Binarized SNNs: Efficient and Error-Resilient Spiking Neural Networks through Binarization

Spiking Neural Networks (SNNs) are considered the third generation of NNs and can reach similar accuracy as conventional deep NNs, but with a considerable improvement in efficiency. However, to achieve high accuracy, state-of-the-art SNNs employ stochastic spike coding of the inputs, requiring multiple cycles of computation. Because of this and due to the nature of analog computing, it is required to accumulate and hold the charges of multiple cycles, necessitating a large membrane capacitor. This results in high energy, long latency, and expensive area costs, constituting one of the major bottlenecks in analog SNN implementations. Membrane capacitor size determines the precision of the firing time. Hence reducing the capacitor size considerably degrades the inference accuracy.

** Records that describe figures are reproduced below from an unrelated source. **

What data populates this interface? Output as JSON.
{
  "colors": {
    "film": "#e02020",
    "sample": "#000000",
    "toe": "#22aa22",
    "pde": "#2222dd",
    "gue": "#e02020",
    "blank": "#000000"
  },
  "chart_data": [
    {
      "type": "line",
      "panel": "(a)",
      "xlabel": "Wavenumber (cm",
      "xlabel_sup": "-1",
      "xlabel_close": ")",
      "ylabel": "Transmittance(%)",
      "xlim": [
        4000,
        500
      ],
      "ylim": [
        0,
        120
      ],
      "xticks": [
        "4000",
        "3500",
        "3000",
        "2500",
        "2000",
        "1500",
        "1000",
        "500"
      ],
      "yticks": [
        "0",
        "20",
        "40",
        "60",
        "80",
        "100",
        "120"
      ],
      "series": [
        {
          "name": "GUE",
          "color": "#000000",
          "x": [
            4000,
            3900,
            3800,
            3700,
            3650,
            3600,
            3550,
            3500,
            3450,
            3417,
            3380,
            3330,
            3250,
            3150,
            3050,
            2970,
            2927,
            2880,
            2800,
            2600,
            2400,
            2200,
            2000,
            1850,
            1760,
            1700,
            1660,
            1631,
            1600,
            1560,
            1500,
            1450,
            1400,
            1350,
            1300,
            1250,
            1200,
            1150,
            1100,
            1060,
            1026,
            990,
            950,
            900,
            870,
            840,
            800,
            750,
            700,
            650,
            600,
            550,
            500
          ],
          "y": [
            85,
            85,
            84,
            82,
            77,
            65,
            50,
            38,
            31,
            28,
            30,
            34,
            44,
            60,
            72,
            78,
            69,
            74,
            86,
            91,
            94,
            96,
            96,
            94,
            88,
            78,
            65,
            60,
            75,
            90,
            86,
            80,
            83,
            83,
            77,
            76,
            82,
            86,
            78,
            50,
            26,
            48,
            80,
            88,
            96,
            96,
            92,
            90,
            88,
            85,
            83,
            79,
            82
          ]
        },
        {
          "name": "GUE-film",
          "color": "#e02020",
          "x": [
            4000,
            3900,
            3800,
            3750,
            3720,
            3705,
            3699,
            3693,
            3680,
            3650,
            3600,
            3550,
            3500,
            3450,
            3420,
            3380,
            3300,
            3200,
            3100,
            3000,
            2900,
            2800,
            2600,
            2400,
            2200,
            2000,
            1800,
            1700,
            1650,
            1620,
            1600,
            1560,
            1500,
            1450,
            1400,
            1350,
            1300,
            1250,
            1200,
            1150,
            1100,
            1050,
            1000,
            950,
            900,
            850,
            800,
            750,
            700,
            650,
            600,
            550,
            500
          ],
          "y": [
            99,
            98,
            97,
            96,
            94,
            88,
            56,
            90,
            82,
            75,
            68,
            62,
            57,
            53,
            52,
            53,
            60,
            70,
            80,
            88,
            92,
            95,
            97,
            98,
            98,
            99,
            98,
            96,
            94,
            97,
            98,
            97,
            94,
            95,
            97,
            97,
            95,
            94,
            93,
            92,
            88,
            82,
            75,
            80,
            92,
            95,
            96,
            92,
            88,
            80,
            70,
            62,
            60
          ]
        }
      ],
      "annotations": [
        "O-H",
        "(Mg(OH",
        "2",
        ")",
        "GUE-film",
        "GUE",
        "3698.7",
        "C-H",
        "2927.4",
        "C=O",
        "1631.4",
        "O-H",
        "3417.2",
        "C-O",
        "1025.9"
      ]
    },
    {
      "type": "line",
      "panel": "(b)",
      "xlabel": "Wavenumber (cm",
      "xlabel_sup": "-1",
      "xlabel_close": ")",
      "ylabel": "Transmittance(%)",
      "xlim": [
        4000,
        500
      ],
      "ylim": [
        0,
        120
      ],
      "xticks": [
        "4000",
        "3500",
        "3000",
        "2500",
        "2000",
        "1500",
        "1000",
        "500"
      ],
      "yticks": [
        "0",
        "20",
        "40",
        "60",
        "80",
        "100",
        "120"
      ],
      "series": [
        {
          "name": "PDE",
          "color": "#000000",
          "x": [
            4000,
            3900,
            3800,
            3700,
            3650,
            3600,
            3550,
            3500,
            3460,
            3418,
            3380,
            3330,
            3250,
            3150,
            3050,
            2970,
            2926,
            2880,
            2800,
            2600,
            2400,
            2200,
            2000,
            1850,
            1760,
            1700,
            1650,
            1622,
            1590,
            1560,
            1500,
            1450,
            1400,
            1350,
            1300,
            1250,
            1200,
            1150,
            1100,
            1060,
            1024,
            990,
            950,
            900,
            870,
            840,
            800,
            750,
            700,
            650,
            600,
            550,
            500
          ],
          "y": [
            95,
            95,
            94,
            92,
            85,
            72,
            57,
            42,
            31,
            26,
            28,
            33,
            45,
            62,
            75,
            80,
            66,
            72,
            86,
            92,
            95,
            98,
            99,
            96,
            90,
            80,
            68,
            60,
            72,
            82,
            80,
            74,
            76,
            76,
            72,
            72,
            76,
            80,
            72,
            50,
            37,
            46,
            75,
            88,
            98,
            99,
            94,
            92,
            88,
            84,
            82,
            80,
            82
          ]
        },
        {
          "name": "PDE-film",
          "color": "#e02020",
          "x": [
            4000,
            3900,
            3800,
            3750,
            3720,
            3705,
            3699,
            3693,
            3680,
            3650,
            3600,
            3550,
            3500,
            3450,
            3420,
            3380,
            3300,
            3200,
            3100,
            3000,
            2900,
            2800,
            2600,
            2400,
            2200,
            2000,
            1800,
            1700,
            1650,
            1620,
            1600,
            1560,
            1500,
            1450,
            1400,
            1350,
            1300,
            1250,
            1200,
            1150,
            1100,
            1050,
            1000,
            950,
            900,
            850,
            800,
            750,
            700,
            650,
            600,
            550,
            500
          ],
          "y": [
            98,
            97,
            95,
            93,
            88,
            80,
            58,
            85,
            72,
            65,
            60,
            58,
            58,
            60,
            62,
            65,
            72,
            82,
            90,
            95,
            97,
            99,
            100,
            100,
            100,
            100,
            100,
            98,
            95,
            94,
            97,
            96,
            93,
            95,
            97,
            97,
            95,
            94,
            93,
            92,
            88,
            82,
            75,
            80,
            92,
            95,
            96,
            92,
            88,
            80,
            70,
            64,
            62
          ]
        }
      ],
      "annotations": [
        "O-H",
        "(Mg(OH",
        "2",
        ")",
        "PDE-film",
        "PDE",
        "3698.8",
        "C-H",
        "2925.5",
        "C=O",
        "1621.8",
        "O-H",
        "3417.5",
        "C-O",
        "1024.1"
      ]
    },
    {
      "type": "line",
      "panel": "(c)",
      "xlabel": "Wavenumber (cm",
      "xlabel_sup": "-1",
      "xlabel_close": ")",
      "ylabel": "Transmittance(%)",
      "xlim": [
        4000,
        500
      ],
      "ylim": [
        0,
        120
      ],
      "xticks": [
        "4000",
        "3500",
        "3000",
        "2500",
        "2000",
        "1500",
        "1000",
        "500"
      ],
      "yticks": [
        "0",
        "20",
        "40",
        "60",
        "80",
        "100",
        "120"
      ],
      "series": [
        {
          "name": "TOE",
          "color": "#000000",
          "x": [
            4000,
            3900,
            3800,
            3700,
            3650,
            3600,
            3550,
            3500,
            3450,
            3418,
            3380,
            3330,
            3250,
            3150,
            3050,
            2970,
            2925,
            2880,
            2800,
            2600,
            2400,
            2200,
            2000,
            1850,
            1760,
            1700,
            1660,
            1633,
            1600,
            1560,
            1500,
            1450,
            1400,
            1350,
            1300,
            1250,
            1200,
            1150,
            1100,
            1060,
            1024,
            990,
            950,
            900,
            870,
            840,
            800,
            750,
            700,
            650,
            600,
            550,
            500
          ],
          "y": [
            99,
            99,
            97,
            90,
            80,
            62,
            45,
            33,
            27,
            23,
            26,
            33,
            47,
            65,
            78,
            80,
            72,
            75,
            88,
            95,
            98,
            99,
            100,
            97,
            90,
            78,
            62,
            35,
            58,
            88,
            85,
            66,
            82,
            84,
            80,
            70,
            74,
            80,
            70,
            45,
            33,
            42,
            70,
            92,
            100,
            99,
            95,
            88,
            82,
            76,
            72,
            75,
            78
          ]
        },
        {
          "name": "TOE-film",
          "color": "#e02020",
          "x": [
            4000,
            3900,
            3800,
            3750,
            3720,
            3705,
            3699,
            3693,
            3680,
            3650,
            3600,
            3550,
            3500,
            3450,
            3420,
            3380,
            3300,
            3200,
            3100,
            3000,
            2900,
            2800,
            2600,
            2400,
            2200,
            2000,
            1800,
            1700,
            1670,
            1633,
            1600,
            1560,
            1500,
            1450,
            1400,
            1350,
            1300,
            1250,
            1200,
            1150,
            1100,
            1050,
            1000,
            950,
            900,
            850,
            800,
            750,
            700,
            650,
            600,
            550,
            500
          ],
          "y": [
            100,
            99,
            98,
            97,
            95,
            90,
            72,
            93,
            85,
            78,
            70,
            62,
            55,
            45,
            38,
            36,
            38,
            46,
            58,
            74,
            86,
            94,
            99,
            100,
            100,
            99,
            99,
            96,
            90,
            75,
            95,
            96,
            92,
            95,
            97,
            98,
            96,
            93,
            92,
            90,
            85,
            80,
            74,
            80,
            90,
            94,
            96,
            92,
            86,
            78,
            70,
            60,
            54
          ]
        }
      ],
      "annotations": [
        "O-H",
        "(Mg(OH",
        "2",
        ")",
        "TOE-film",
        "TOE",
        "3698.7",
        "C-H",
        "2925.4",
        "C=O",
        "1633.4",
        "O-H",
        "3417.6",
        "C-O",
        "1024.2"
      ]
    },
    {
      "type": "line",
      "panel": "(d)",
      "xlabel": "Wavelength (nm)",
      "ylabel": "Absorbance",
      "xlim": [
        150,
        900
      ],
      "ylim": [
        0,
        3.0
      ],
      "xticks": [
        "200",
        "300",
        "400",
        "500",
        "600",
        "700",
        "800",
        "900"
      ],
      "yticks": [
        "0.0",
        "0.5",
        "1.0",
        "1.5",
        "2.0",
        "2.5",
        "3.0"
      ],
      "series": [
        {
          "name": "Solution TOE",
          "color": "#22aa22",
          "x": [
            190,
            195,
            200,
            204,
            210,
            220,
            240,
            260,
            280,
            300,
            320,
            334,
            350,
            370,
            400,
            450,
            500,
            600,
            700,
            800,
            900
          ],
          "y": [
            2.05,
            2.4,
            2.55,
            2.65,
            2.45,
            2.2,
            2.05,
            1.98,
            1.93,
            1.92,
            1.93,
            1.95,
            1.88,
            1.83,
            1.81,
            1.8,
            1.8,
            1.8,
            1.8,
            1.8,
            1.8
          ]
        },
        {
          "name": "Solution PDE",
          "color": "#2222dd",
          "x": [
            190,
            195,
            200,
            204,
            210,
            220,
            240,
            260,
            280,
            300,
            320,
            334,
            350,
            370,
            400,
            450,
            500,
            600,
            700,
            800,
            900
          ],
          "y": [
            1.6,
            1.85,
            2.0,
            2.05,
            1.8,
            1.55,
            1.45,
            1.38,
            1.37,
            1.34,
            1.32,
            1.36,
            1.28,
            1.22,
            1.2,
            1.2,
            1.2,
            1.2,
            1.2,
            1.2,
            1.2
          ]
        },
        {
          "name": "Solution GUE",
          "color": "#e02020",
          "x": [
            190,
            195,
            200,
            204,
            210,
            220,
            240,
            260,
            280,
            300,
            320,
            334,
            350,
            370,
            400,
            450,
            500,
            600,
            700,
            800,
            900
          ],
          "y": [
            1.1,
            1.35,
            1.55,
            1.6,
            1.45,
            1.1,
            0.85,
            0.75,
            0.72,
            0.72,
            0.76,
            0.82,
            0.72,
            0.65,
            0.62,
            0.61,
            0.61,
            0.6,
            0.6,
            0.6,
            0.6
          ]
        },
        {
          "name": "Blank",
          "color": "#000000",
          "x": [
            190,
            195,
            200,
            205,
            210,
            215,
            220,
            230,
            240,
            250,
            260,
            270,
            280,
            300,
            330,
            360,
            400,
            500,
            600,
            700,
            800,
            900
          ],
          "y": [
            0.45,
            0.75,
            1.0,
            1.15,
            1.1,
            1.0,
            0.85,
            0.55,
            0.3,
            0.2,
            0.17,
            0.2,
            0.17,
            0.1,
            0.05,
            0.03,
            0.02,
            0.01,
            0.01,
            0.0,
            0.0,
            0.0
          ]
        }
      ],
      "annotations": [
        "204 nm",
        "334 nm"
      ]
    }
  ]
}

To alleviate this, we focus on bridging the gap between binarized NNs (BNNs) and SNNs. BNNs are rapidly emerging as an attractive alternative for NNs due to their high efficiency and error tolerance. In this work, we evaluate the impact of deploying error-resilient BNNs, i.e. BNNs that have been proactively trained in the presence of errors, on analog implementation of SNNs. We show that for BNNs, the capacitor size and latency can be reduced significantly compared to state-of-the-art SNNs, which employ multi-bit models. Our experiments demonstrate that when error-resilient BNNs are deployed on analog-based SNN accelerator, the size of the membrane capacitor is reduced by 50%, the inference latency is decreased by two orders of magnitude, and energy is reduced by 57% compared to the baseline 4-bit SNN implementation, under minimal accuracy cost.